Somatic variant detection
Based on the read mapping, somatic variants are identified at positions where the read alignment supports a significant difference to the reference genome.
This is achieved by a significance assessment relative to the global error rate which is supplemented by a significance assessment relative to the local error rate as estimated from the data in the local vicinity of the variant. Furthermore, variants are assessed for strand imbalance significance and an additional assessment of significance of variants in low complexity contexts.
In contrast to the germline variant caller (Germline variant detection), the somatic variant caller makes no assumptions about the ploidy of a sample, and thus allows for sensitive detection of variant alleles at any, and low, frequencies.
Variant types
LightSpeed Fastq to Somatic Variants reports SNPs, MNVs and InDels and replacements provided that the variants are contained within at least one paired end read.
Variant annotations
Variants identified by LightSpeed Fastq to Somatic Variants are annotated with the following basic information: Chromosome, Region, Type, Reference, Allele, Reference allele, Length, Zygosity, Count, Coverage, Frequency, Forward read count, Reverse read count, Forward read coverage, Reverse read coverage, Forward/reverse balance and Genotype.
Read more about these general variant annotations here: https://resources.qiagenbioinformatics.com/manuals/clcgenomicsworkbench/current/index.php?manual=Variant_tracks.html.

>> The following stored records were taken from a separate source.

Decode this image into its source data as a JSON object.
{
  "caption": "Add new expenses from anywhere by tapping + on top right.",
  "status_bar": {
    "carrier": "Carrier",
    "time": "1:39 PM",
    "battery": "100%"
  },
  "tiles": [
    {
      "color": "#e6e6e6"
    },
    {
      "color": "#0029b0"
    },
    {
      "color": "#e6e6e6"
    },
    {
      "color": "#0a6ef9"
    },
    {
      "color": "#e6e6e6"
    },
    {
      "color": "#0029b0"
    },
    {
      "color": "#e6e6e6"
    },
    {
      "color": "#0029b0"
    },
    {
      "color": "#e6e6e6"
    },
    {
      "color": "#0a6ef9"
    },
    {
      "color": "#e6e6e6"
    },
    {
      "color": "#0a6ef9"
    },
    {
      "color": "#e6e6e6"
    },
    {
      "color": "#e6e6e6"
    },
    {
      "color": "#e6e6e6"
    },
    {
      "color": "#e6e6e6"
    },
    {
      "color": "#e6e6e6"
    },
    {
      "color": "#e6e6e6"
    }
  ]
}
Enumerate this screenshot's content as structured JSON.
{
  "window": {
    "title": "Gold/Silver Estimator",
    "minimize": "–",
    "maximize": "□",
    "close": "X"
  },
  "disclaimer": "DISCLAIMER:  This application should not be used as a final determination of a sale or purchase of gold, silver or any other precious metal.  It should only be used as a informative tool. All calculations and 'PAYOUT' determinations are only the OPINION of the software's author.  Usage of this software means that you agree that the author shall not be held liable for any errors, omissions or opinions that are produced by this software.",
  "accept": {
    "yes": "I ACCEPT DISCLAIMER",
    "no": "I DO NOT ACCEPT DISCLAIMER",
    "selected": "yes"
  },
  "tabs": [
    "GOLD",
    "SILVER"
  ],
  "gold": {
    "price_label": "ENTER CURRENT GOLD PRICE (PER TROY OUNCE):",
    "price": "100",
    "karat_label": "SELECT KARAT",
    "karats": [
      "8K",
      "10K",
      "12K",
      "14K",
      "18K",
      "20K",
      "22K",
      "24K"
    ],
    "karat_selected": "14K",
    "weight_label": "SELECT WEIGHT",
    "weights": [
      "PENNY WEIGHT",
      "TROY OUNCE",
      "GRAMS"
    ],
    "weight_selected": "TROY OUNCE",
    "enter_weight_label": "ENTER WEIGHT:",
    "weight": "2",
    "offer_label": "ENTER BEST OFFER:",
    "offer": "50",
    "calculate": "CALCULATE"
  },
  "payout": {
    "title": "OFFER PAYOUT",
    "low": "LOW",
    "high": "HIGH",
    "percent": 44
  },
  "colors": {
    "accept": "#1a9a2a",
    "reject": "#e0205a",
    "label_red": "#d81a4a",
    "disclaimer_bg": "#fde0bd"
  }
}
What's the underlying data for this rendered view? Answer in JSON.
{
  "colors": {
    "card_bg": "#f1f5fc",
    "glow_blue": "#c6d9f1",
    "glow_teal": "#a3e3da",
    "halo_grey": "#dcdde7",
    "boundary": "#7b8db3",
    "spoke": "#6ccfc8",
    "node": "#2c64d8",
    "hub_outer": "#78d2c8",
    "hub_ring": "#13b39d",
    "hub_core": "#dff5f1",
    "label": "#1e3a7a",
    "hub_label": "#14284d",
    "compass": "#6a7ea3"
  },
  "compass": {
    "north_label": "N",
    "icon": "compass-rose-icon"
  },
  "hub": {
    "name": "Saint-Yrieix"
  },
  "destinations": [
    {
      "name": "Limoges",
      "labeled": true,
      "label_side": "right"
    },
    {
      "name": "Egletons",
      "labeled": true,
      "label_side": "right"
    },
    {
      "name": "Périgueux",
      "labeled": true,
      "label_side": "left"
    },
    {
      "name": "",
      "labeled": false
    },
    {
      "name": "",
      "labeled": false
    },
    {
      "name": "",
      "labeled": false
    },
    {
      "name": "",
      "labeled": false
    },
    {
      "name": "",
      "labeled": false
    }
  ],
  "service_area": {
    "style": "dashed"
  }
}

In addition, the following LightSpeed specific annotations are available:
- Average quality The average base quality score of the bases supporting a variant. The average quality score is calculated by adding the Q scores of the nucleotides supporting the variant and dividing this sum by the number of nucleotides supporting the variant. For deletions, the average quality score reported is the lowest average quality of the two bases neighboring the deleted one. For insertions, the average quality is calculated for each of the inserted bases in the reads supporting the insertion, and the minimum of the average base qualities is reported. Average quality is only calculated for non-reference alleles, for reference alleles no average quality is reported.
- p-value - global error rate p-value from binomial test given count, coverage and an error rate of 0.005. Note that if UMIs are utilized, i.e., in the UMI step a UMI preset has been selected or a custom read structure with UMIs has been specified (see LightSpeed Fastq to Somatic Variants), an error rate of 0.004 is used.
- p-value - global error rate (phred scaled) Log transformed p-value - global error rate.
- p-value - local error rate The minimum p-value from two individual tests: 1. A binomial test given forward count, forward coverage and a local error rate for forward reads estimated from the data. 2. A binomial test given reverse count, reverse coverage and a local error rate for reverse reads estimated from the data.
- p-value - low complexity p-value from binomial test given count and coverage. This p-value is only calculated for variants that are located in positions where two upstream and two downstream reference symbols are identical to the variant. For sites not living up to this criteria, a p-value of 0 is reported.
- Homopolymer/STR Yes/No annotation. Yes, if the variant meets minimum repeat count, minimum repeat region length and maximum repeat element length specified in the wizard when calling variants. No, if one or more of the thresholds are not met.
- Repeat count The number of repeats excluding the variant. For example if a reference allele "AAAA" is called, and a low frequent stutter insertion allele is called "AAAAA", the repeat unit is 1 and the repeat count is 4.
- Repeat unit length The length of a repeat unit. If the repeat is a homopolymer, the unit length is 1.
- Strand balance score 1 - (p-value from binomial test given forward count, count, and forward count/coverage).
- Inferred from unaligned ends Yes/no annotation indicating if the variant is a tandem duplication inferred from unaligned ends during detection of structural variants.
- Subtype Annotation indicating that an insertion is a tandem duplication. This annotation is added to tandem duplications inferred from unaligned ends during detection of structural variants, but also to insertions called by the standard variant caller that perfectly match a tandem duplication called during structural variant detection.
- Nearby similar called variant Annotation indicating if tandem duplications inferred from unaligned ends during structural variant detection resemble, but are not identical to an insertion called by the standard somatic variant detection.
If the variants are called from UMI reads, additional UMI specific annotations will be added, see UMI grouping.